Tuesday, March 3, 2009
"In praying, do not babble like the pagans,
who think that they will be heard because of their many words.
Do not be like them. Your Father knows what you need before you ask him.
"This is how you are to pray:
Our Father who art in heaven, hallowed be thy name,
thy Kingdom come, thy will be done, on earth as it is in heaven.
Give us this day our daily bread; and forgive us our trespasses,
as we forgive those who trespass against us;
and lead us not into temptation, but deliver us from evil.
"If you forgive men their transgressions,
your heavenly Father will forgive you.
But if you do not forgive men,
neither will your Father forgive your transgressions."
Class of 2010
The Lenten season is a special time for Catholics around the world to reflect on their lives and strive to truly understand their relationships with others and with God. Matthew 6:7-15 is a piece of Scripture in which Jesus takes the time to guide us on how we are to reflect and repent. We as a community of faith constantly use the Lord's Prayer as a means of communication with our Lord, but do we truly listen to and understand the words in it?
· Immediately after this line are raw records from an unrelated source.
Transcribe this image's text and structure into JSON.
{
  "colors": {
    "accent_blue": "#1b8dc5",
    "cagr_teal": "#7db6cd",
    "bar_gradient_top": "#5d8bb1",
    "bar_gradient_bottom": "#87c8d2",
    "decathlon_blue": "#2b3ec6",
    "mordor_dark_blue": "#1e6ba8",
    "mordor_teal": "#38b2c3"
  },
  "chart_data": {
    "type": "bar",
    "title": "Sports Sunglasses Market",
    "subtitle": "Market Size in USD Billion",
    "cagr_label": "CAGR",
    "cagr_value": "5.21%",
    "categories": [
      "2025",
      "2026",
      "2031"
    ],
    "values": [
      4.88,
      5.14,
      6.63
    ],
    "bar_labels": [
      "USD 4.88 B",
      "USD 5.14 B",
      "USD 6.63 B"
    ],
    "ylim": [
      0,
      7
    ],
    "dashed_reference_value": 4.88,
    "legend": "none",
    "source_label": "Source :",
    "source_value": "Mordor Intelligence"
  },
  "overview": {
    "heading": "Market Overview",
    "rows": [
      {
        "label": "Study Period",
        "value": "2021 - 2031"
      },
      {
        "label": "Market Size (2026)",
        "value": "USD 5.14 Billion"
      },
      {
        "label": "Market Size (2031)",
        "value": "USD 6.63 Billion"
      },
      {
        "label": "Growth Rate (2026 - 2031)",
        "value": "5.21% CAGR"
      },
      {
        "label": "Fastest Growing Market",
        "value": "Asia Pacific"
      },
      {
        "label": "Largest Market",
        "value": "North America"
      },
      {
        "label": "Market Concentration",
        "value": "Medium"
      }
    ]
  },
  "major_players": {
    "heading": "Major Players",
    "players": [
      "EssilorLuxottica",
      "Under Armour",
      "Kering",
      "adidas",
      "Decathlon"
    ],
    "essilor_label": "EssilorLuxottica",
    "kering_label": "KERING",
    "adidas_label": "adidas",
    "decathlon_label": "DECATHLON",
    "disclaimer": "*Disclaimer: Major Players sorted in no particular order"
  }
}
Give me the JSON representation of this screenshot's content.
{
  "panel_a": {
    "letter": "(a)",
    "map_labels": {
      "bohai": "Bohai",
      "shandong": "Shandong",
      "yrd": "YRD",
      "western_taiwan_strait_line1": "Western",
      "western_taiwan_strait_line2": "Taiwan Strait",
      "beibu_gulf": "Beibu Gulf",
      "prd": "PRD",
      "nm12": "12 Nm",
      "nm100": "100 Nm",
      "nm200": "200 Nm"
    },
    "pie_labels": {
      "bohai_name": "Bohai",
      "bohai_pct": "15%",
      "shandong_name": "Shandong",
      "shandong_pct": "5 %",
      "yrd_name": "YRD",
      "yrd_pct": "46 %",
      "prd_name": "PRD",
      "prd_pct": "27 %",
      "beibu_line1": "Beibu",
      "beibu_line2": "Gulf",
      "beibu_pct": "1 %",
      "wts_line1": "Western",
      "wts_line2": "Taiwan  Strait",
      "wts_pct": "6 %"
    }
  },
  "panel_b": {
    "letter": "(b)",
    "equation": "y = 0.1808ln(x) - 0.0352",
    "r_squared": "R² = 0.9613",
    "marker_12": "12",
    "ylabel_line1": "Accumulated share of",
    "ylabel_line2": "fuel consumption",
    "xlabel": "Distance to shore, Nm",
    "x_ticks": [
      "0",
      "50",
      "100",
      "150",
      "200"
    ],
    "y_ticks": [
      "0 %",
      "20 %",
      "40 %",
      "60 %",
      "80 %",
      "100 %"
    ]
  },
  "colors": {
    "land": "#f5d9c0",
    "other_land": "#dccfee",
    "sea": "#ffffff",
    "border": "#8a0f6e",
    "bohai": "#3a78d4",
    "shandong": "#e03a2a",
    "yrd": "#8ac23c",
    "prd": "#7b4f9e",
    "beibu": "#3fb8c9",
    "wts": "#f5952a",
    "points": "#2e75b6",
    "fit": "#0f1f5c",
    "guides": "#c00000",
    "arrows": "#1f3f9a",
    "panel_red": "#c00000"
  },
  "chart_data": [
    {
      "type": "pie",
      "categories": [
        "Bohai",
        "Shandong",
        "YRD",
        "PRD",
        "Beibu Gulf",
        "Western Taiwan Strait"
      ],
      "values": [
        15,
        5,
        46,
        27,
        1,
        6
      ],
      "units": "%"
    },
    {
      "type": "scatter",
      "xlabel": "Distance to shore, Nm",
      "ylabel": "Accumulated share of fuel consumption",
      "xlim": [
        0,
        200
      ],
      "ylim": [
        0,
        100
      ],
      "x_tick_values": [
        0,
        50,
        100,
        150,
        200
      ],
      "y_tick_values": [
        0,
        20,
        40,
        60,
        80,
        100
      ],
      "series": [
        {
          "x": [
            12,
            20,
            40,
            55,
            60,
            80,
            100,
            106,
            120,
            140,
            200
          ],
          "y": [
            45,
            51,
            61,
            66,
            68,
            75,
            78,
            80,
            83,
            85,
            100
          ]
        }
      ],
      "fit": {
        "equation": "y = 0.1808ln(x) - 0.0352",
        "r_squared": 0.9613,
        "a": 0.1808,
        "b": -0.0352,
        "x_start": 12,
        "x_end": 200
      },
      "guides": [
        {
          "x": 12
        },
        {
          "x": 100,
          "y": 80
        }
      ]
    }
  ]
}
Just look at how it begins, "Our Father." Those two simple words start this prayer, this plea, by acknowledging that God is our superior and our guide. You can go through the rest of the prayer piece by piece and find a clear and meaningful message that we declare to our Lord every time we pray those lines, yet so often we don't even realize what we're saying. I find it so refreshing to slow down every so often and really examine just what I am proclaiming to my Lord. To remind myself just how significant my words are is to reinforce what my relationship with God really means and entails.
Towards the end of this week's Scripture message, Jesus tells the crowds that in order to be forgiven by their heavenly Father they must be willing to forgive others for wrongdoings done to them. I feel that this message is an extension of Jesus' proclamation, "As the Father has sent Me, so I send you." Who are we to deserve forgiveness from our God if we are not willing to look at our brothers and sisters in Christ and be too stubborn to forgive them for their shortcomings? We as human beings were created in the image and likeness of God. Thus we have an obligation to our Creator and our brothers and sisters to act, as our human limitations allow, like our Creator. If God is willing to forgive us for our sins, we must be willing to forgive others. Through the forgiveness of others we can begin to understand the unconditional love that the Lord has for us.
Through this Lenten season may we as a community of believers take time every day to reflect on who we are, repent for our wrongdoings, and most importantly forgive others who come forward seeking absolution. If we do these things, we will become more Christ like, and our relationship with our Creator will be cultivated, deepened, and enriched.